Jakarta (17/1/2024). Kesiapan pemerintah daerah untuk mengimplementasikan Swakelola Tipe III secara umum masih rendah, meskipun sudah ada praktik baik yang telah dilakukan. Ini menjadi PR kita bersama selaku OPD dan OMS.
Jejaring Lokadaya dan Konsil LSM Indonesia telah mengadakan lima pertemuan pelatihan daring mengenai Swakelola Tipe III. Nah, pada pertemuan ke-6 (sesi terakhir) ini mengambil tema tentang tantangan lapangan dan praktik baik dalam pelaksanaan Swakelola Tipe III.
Sanusi mewakili SuaR Indonesia membagikan pengalaman beserta tantangannya dalam mengerjakan Swakelola Tipe III. SuaR Indonesia telah 17 tahun lebih membangun gerakan advokasi dan aksi kemanusiaan yang berkantor di Kediri. Dalam hal Swakelola Tipe III ini, SuaR sudah tiga kali bekerjasama dengan OPD Pemkab Kediri. Bagi Sanusi, walaupun persiapan sudah beres dan Swakelola Tipe III telah dilakukan berturut-turut tetapi dalam setiap kerjasama tetap muncul tantangannya.
Ada beberapa tantangan yang terjadi ketika SuaR menjadi rekanan OPD Pemkab Kediri, contohnya ketika OPD tersebut baru pertama kali bekerjasama dengan SuaR dengan Swakelola Tipe III. Hampir semua terkesan bingung dalam melaksanakan program tersebut. Selain itu, tantangan yang tak kalah penting adalah pembayaran yang dilakukan dengan sistem reimburse (pengembalian dana di akhir pengadaan). Hal ini tentu saja menyita perhatian OMS, karena belum tentu OMS secara kelembagaan memiliki dana tunai sebesar paket pengadaan tersebut.
Oleh karena itu, tidak semua OMS tertarik mengakses Swakelola Tipe III karena syaratnya dianggap berat dan rumit. “OMS selalu membandingkan dengan dana hibah dua tahun sekali dan menurut mereka proses dana hibah jauh lebih mudah”, tambah Sanusi.

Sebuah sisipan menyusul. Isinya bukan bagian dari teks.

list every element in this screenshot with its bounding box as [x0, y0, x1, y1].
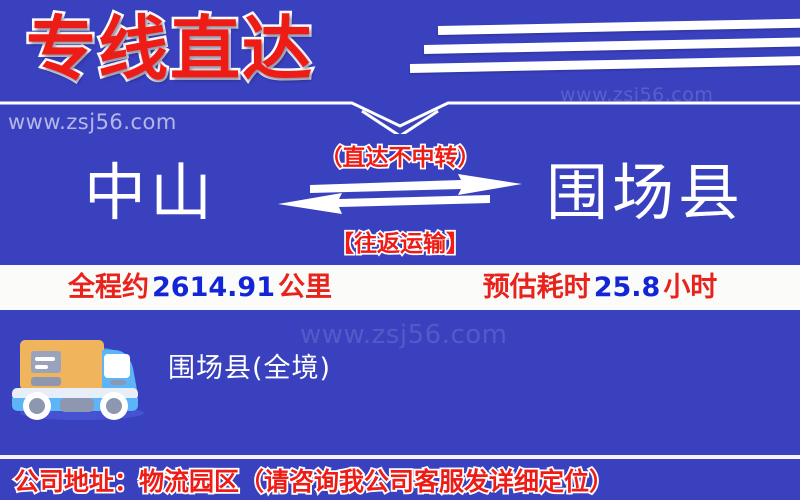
header-section: 专线直达 www.zsj56.com	[0, 0, 800, 104]
route-section: 中山 围场县 （直达不中转） 【往返运输】 www.zsj56.com	[0, 132, 800, 266]
distance-value: 2614.91	[149, 272, 278, 303]
route-middle: （直达不中转） 【往返运输】	[270, 132, 530, 266]
logistics-route-banner: 专线直达 www.zsj56.com www.zsj56.com 中山 围场县 …	[0, 0, 800, 500]
duration-label-prefix: 预估耗时	[483, 272, 591, 303]
metrics-bar: 全程约2614.91公里 预估耗时25.8小时	[0, 265, 800, 310]
roundtrip-badge: 【往返运输】	[270, 224, 530, 258]
coverage-section: 围场县(全境) www.zsj56.com	[0, 310, 800, 455]
company-address-text: 公司地址：物流园区（请咨询我公司客服发详细定位）	[14, 462, 614, 498]
distance-label-suffix: 公里	[278, 272, 332, 303]
bidirectional-arrow-icon	[278, 174, 522, 220]
duration-metric: 预估耗时25.8小时	[400, 265, 800, 310]
delivery-truck-icon	[4, 318, 154, 423]
distance-metric: 全程约2614.91公里	[0, 265, 400, 310]
header-stripe-2	[424, 37, 800, 54]
destination-city: 围场县	[505, 150, 785, 236]
coverage-label: 围场县(全境)	[168, 346, 331, 385]
origin-city: 中山	[10, 150, 290, 236]
direct-badge: （直达不中转）	[270, 138, 530, 172]
header-stripe-3	[410, 56, 800, 73]
duration-label-suffix: 小时	[663, 272, 717, 303]
page-title: 专线直达	[26, 4, 314, 94]
duration-value: 25.8	[591, 272, 664, 303]
header-stripe-1	[438, 18, 800, 35]
distance-label-prefix: 全程约	[68, 272, 149, 303]
watermark-top-left: www.zsj56.com	[8, 110, 177, 134]
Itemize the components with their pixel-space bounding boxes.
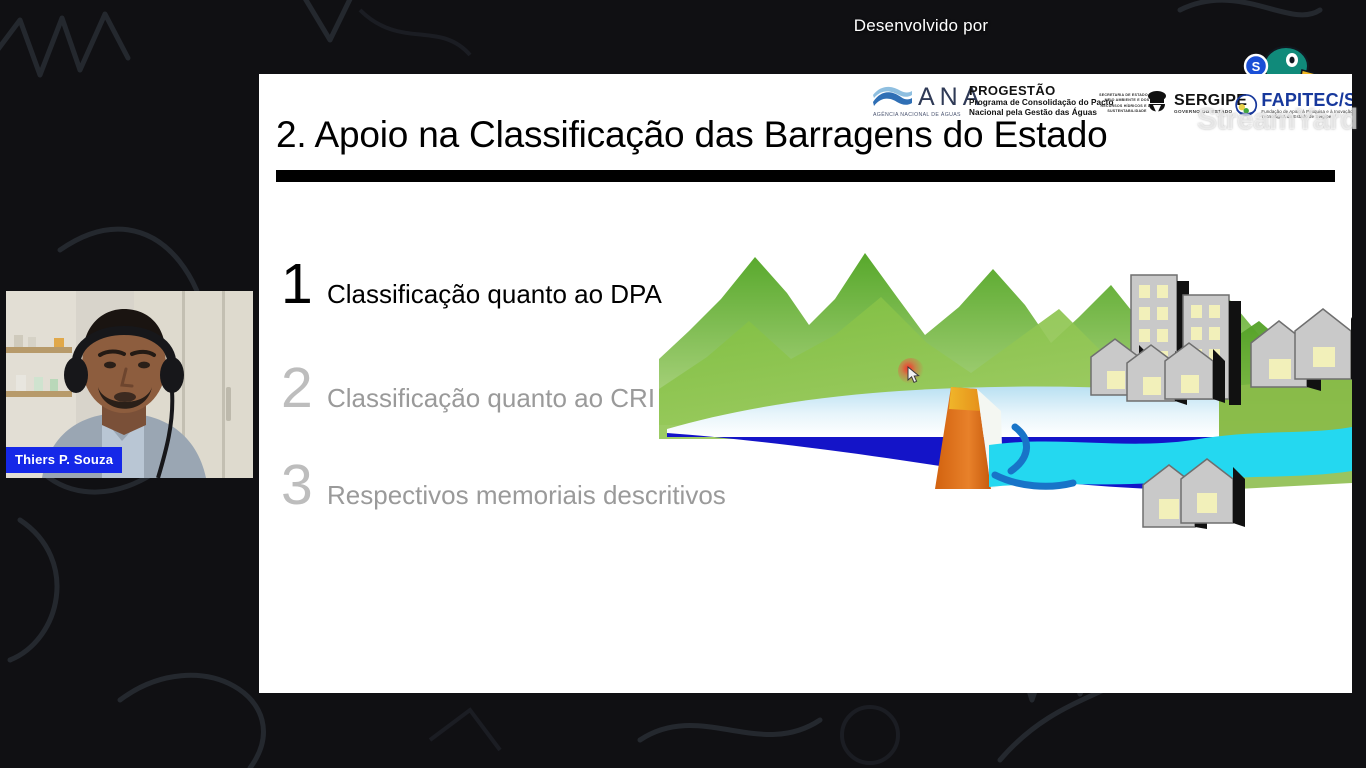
mascot-badge-letter: S bbox=[1252, 59, 1261, 74]
fapitec-mark-icon bbox=[1234, 88, 1258, 122]
sergipe-logo: SERGIPE GOVERNO DO ESTADO bbox=[1144, 88, 1247, 118]
progestao-title: PROGESTÃO bbox=[969, 83, 1114, 98]
fapitec-wordmark: FAPITEC/SE bbox=[1261, 91, 1352, 109]
participant-name-badge: Thiers P. Souza bbox=[6, 447, 122, 473]
list-item-number: 2 bbox=[281, 360, 327, 417]
fapitec-logo: FAPITEC/SE Fundação de Apoio à Pesquisa … bbox=[1234, 88, 1352, 122]
page-title: 2. Apoio na Classificação das Barragens … bbox=[276, 114, 1107, 156]
progestao-line1: Programa de Consolidação do Pacto bbox=[969, 98, 1114, 108]
list-item-number: 1 bbox=[281, 256, 327, 313]
ana-logo: ANA bbox=[871, 84, 984, 110]
ana-wave-icon bbox=[871, 84, 913, 110]
fapitec-tagline: Fundação de Apoio à Pesquisa e à Inovaçã… bbox=[1261, 109, 1352, 119]
sergipe-crest-icon bbox=[1144, 88, 1170, 118]
title-underline-rule bbox=[276, 170, 1335, 182]
list-item-label: Classificação quanto ao CRI bbox=[327, 385, 655, 411]
list-item[interactable]: 3 Respectivos memoriais descritivos bbox=[281, 457, 726, 514]
shared-slide: ANA AGÊNCIA NACIONAL DE ÁGUAS PROGESTÃO … bbox=[259, 74, 1352, 693]
list-item-number: 3 bbox=[281, 457, 327, 514]
list-item-label: Respectivos memoriais descritivos bbox=[327, 482, 726, 508]
list-item[interactable]: 2 Classificação quanto ao CRI bbox=[281, 360, 655, 417]
list-item[interactable]: 1 Classificação quanto ao DPA bbox=[281, 256, 662, 313]
dam-illustration bbox=[659, 239, 1352, 529]
list-item-label: Classificação quanto ao DPA bbox=[327, 281, 662, 307]
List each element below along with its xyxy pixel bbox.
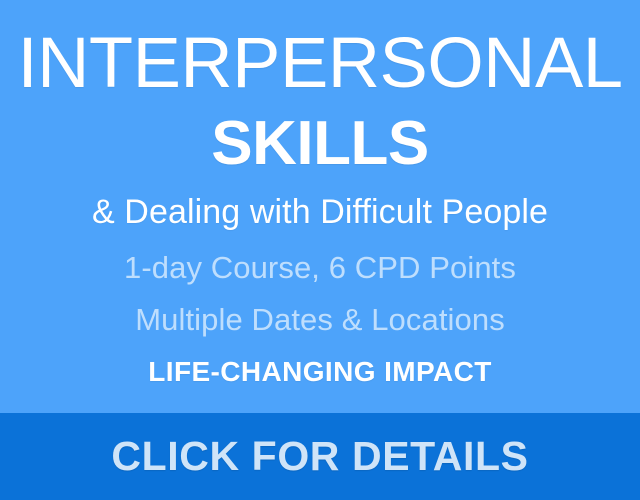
advertisement-banner: INTERPERSONAL SKILLS & Dealing with Diff…: [0, 0, 640, 500]
banner-tagline: LIFE-CHANGING IMPACT: [0, 358, 640, 386]
detail-course-duration: 1-day Course, 6 CPD Points: [0, 252, 640, 283]
headline-primary: INTERPERSONAL: [0, 28, 640, 99]
click-for-details-button[interactable]: CLICK FOR DETAILS: [0, 413, 640, 500]
detail-dates-locations: Multiple Dates & Locations: [0, 304, 640, 335]
banner-subheadline: & Dealing with Difficult People: [0, 195, 640, 229]
headline-secondary: SKILLS: [0, 113, 640, 175]
cta-button-label: CLICK FOR DETAILS: [111, 436, 528, 477]
banner-message-block: INTERPERSONAL SKILLS & Dealing with Diff…: [0, 0, 640, 413]
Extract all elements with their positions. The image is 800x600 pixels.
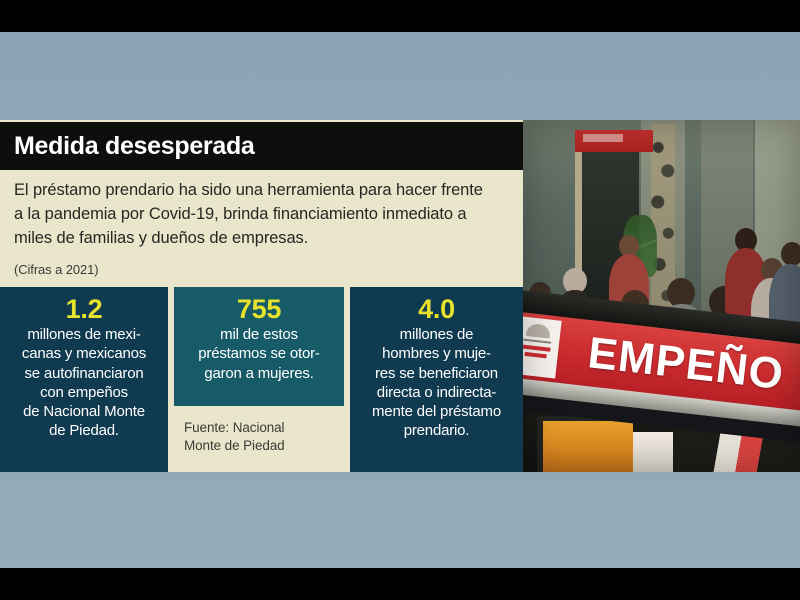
screenshot-root: Medida desesperada El préstamo prendario…	[0, 0, 800, 600]
logo-dome-icon	[526, 323, 551, 339]
stats-strip: 1.2 millones de mexi- canas y mexicanos …	[0, 287, 523, 472]
infographic-text-area: Medida desesperada El préstamo prendario…	[0, 120, 523, 472]
logo-rule	[523, 339, 551, 344]
stat-text-3: millones de hombres y muje- res se benef…	[356, 325, 517, 440]
source-note-text: Fuente: Nacional Monte de Piedad	[184, 419, 344, 455]
letterbox-bottom	[0, 568, 800, 600]
stat-text-2: mil de estos préstamos se otor- garon a …	[180, 325, 338, 383]
photo-person-head	[781, 242, 800, 266]
figures-note: (Cifras a 2021)	[14, 261, 487, 280]
pawn-shop-photo: EMPEÑO	[523, 120, 800, 472]
logo-red-bar-short	[524, 352, 546, 358]
logo-red-bar	[523, 345, 551, 352]
stat-number-3: 4.0	[356, 295, 517, 324]
title-bar: Medida desesperada	[0, 122, 523, 170]
stat-number-2: 755	[180, 295, 338, 324]
photo-shop-window	[537, 416, 633, 472]
stat-column-2: 755 mil de estos préstamos se otor- garo…	[174, 287, 344, 472]
lede-text: El préstamo prendario ha sido una herram…	[14, 179, 487, 250]
monte-de-piedad-logo	[523, 316, 562, 379]
letterbox-top	[0, 0, 800, 32]
page-title: Medida desesperada	[0, 134, 255, 159]
stat-column-1: 1.2 millones de mexi- canas y mexicanos …	[0, 287, 168, 472]
stat-number-1: 1.2	[6, 295, 162, 324]
lede-panel: El préstamo prendario ha sido una herram…	[0, 170, 523, 287]
stat-column-3: 4.0 millones de hombres y muje- res se b…	[350, 287, 523, 472]
photo-upper-sign-highlight	[583, 134, 623, 142]
stat-text-1: millones de mexi- canas y mexicanos se a…	[6, 325, 162, 440]
photo-shop-window-secondary	[633, 432, 673, 472]
source-note: Fuente: Nacional Monte de Piedad	[174, 406, 344, 472]
infographic-card: Medida desesperada El préstamo prendario…	[0, 120, 800, 472]
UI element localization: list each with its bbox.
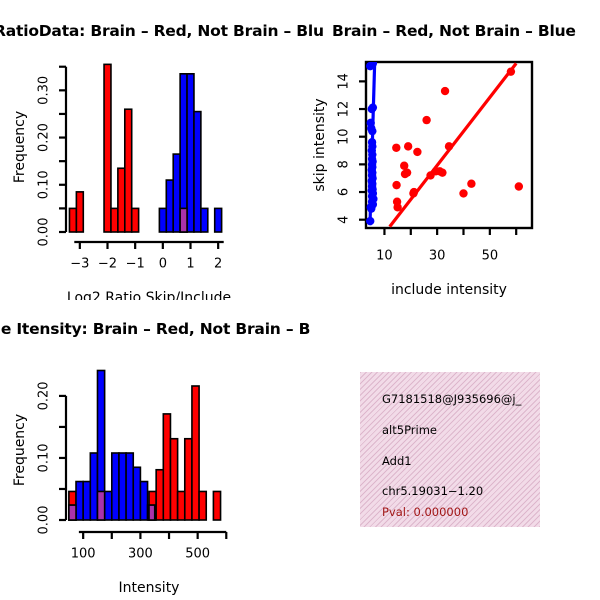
- info-line-gene-symbol: Add1: [382, 454, 412, 468]
- scatter-point-not-brain: [369, 103, 377, 111]
- histogram-bar-brain: [125, 109, 132, 232]
- ratio-ytick-label: 0.10: [37, 170, 52, 199]
- scatter-xtick-label: 50: [482, 249, 499, 264]
- ratio-xtick-label: 1: [186, 257, 194, 272]
- scatter-point-not-brain: [368, 127, 376, 135]
- info-line-pval: Pval: 0.000000: [382, 505, 468, 519]
- panel-gene-intensity-histogram: ne Itensity: Brain – Red, Not Brain – B …: [0, 300, 300, 600]
- gene-yaxis-label: Frequency: [12, 414, 28, 486]
- histogram-bar-not-brain: [112, 453, 119, 520]
- histogram-bar-overlap: [180, 208, 187, 232]
- figure-canvas: RatioData: Brain – Red, Not Brain – Blu …: [0, 0, 600, 600]
- scatter-point-brain: [404, 142, 412, 150]
- ratio-histogram-plot: 0.000.100.200.30−3−2−1012Log2 Ratio Skip…: [0, 0, 300, 300]
- gene-ytick-label: 0.00: [37, 506, 52, 535]
- ratio-xtick-label: −2: [98, 257, 117, 272]
- info-line-locus: chr5.19031−1.20: [382, 484, 483, 498]
- gene-ytick-label: 0.20: [37, 381, 52, 410]
- scatter-yaxis-label: skip intensity: [312, 98, 328, 191]
- histogram-bar-not-brain: [173, 154, 180, 232]
- scatter-xaxis-label: include intensity: [391, 282, 507, 298]
- histogram-bar-brain: [118, 168, 125, 232]
- scatter-title: Brain – Red, Not Brain – Blue: [332, 22, 576, 40]
- histogram-bar-not-brain: [126, 453, 133, 520]
- histogram-bar-not-brain: [187, 74, 194, 232]
- histogram-bar-not-brain: [166, 180, 173, 232]
- scatter-ytick-label: 6: [337, 188, 352, 196]
- histogram-bar-brain: [76, 192, 83, 232]
- ratio-yaxis-label: Frequency: [12, 111, 28, 183]
- gene-info-panel: G7181518@J935696@j_ alt5Prime Add1 chr5.…: [360, 372, 540, 527]
- ratio-ytick-label: 0.20: [37, 123, 52, 152]
- histogram-bar-overlap: [149, 505, 155, 520]
- ratio-ytick-label: 0.00: [37, 218, 52, 247]
- gene-intensity-histogram-title: ne Itensity: Brain – Red, Not Brain – B: [0, 320, 310, 338]
- histogram-bar-not-brain: [90, 453, 97, 520]
- histogram-bar-not-brain: [140, 482, 147, 520]
- histogram-bar-brain: [132, 208, 139, 232]
- histogram-bar-not-brain: [194, 112, 201, 232]
- scatter-point-brain: [393, 203, 401, 211]
- histogram-bar-brain: [170, 439, 177, 520]
- scatter-xtick-label: 10: [376, 249, 393, 264]
- histogram-bar-overlap: [69, 505, 76, 520]
- gene-xtick-label: 300: [128, 547, 153, 562]
- gene-xtick-label: 500: [185, 547, 210, 562]
- histogram-bar-not-brain: [159, 208, 166, 232]
- scatter-ytick-label: 4: [337, 216, 352, 224]
- histogram-bar-brain: [199, 491, 206, 520]
- scatter-ytick-label: 8: [337, 160, 352, 168]
- gene-ytick-label: 0.10: [37, 443, 52, 472]
- histogram-bar-brain: [192, 386, 199, 520]
- scatter-point-not-brain: [367, 204, 375, 212]
- scatter-data-group: [366, 59, 523, 226]
- ratio-xtick-label: 0: [159, 257, 167, 272]
- ratio-histogram-title: RatioData: Brain – Red, Not Brain – Blu: [0, 22, 324, 40]
- histogram-bar-not-brain: [105, 491, 112, 520]
- histogram-bar-brain: [69, 208, 76, 232]
- scatter-point-not-brain: [369, 59, 377, 67]
- histogram-bar-not-brain: [215, 208, 222, 232]
- histogram-bar-brain: [156, 470, 163, 520]
- gene-bars-group: [69, 370, 221, 520]
- ratio-xtick-label: −1: [126, 257, 145, 272]
- scatter-point-brain: [392, 181, 400, 189]
- ratio-xtick-label: 2: [214, 257, 222, 272]
- scatter-point-brain: [413, 148, 421, 156]
- info-line-event-type: alt5Prime: [382, 423, 437, 437]
- scatter-ytick-label: 12: [337, 101, 352, 118]
- histogram-bar-not-brain: [119, 453, 126, 520]
- info-line-probe-id: G7181518@J935696@j_: [382, 392, 521, 406]
- histogram-bar-brain: [104, 64, 111, 232]
- gene-xaxis-label: Intensity: [119, 580, 180, 596]
- scatter-point-brain: [438, 168, 446, 176]
- histogram-bar-brain: [213, 491, 220, 520]
- histogram-bar-brain: [178, 491, 185, 520]
- scatter-point-not-brain: [366, 217, 374, 225]
- histogram-bar-not-brain: [83, 482, 90, 520]
- panel-ratio-histogram: RatioData: Brain – Red, Not Brain – Blu …: [0, 0, 300, 310]
- gene-intensity-histogram-plot: 0.000.100.20100300500IntensityFrequency: [0, 300, 300, 600]
- ratio-xtick-label: −3: [70, 257, 89, 272]
- scatter-point-brain: [392, 144, 400, 152]
- scatter-xtick-label: 30: [429, 249, 446, 264]
- scatter-point-brain: [515, 182, 523, 190]
- scatter-point-brain: [422, 116, 430, 124]
- histogram-bar-overlap: [97, 491, 104, 520]
- scatter-axes-group: 468101214103050: [337, 62, 533, 264]
- histogram-bar-not-brain: [76, 482, 83, 520]
- histogram-bar-brain: [185, 439, 192, 520]
- scatter-point-brain: [507, 67, 515, 75]
- scatter-point-brain: [403, 168, 411, 176]
- ratio-ytick-label: 0.30: [37, 76, 52, 105]
- histogram-bar-not-brain: [133, 467, 140, 520]
- intensity-scatter-plot: 468101214103050include intensityskip int…: [300, 0, 600, 300]
- scatter-point-brain: [441, 87, 449, 95]
- scatter-point-brain: [445, 142, 453, 150]
- scatter-ytick-label: 14: [337, 73, 352, 90]
- scatter-ytick-label: 10: [337, 128, 352, 145]
- scatter-point-brain: [467, 180, 475, 188]
- histogram-bar-not-brain: [201, 208, 208, 232]
- panel-intensity-scatter: Brain – Red, Not Brain – Blue 4681012141…: [300, 0, 600, 310]
- ratio-bars-group: [69, 64, 221, 232]
- histogram-bar-brain: [163, 414, 170, 520]
- gene-xtick-label: 100: [71, 547, 96, 562]
- scatter-point-brain: [410, 188, 418, 196]
- histogram-bar-brain: [111, 208, 118, 232]
- scatter-point-brain: [459, 189, 467, 197]
- ratio-xaxis-label: Log2 Ratio Skip/Include: [67, 290, 231, 300]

Untuk itu, selaku OMS ada baiknya memetakan OPD mana yang memungkinkan memiliki anggaran dan ketertarikan dengan Swakelola Tipe III. Hal ini perlu dilakukan karena kenyataan di lapangan, OPD memiliki kekhawatiran bila akan melakukan kerjasama dengan OMS. Entah karena takut ada temuan, ada kesalahan administrasi, bahkan beberapa OPD takut kehilangan rekanan lama mereka.
Tantangan selanjutnya, apabila ada oknum OPD meminta bagian sekian persen atau potong anggaran. OMS harus menjelaskan kontribusi OMS tersebut untuk masyarakat. Jadi walaupun ada yang berkata, persenan itu budaya pegadaan, tetapi OMS tidak perlu mengikutinya. Hal ini juga dilakukan guna berkontribusi dalam pembentukan budaya bersih dalam masyarakat kita.
Saran dari Sanusi suaR Indonesia, OMS harus melakukan penguatan secara internal untuk tata kelola kelembagaan karena ini menjadi prasyarat akses dana dari mana saja. Selain itu, OMS wajib memahami siklus anggaran APBD yang ada di pemerintahan melalui prosedur perencanaan.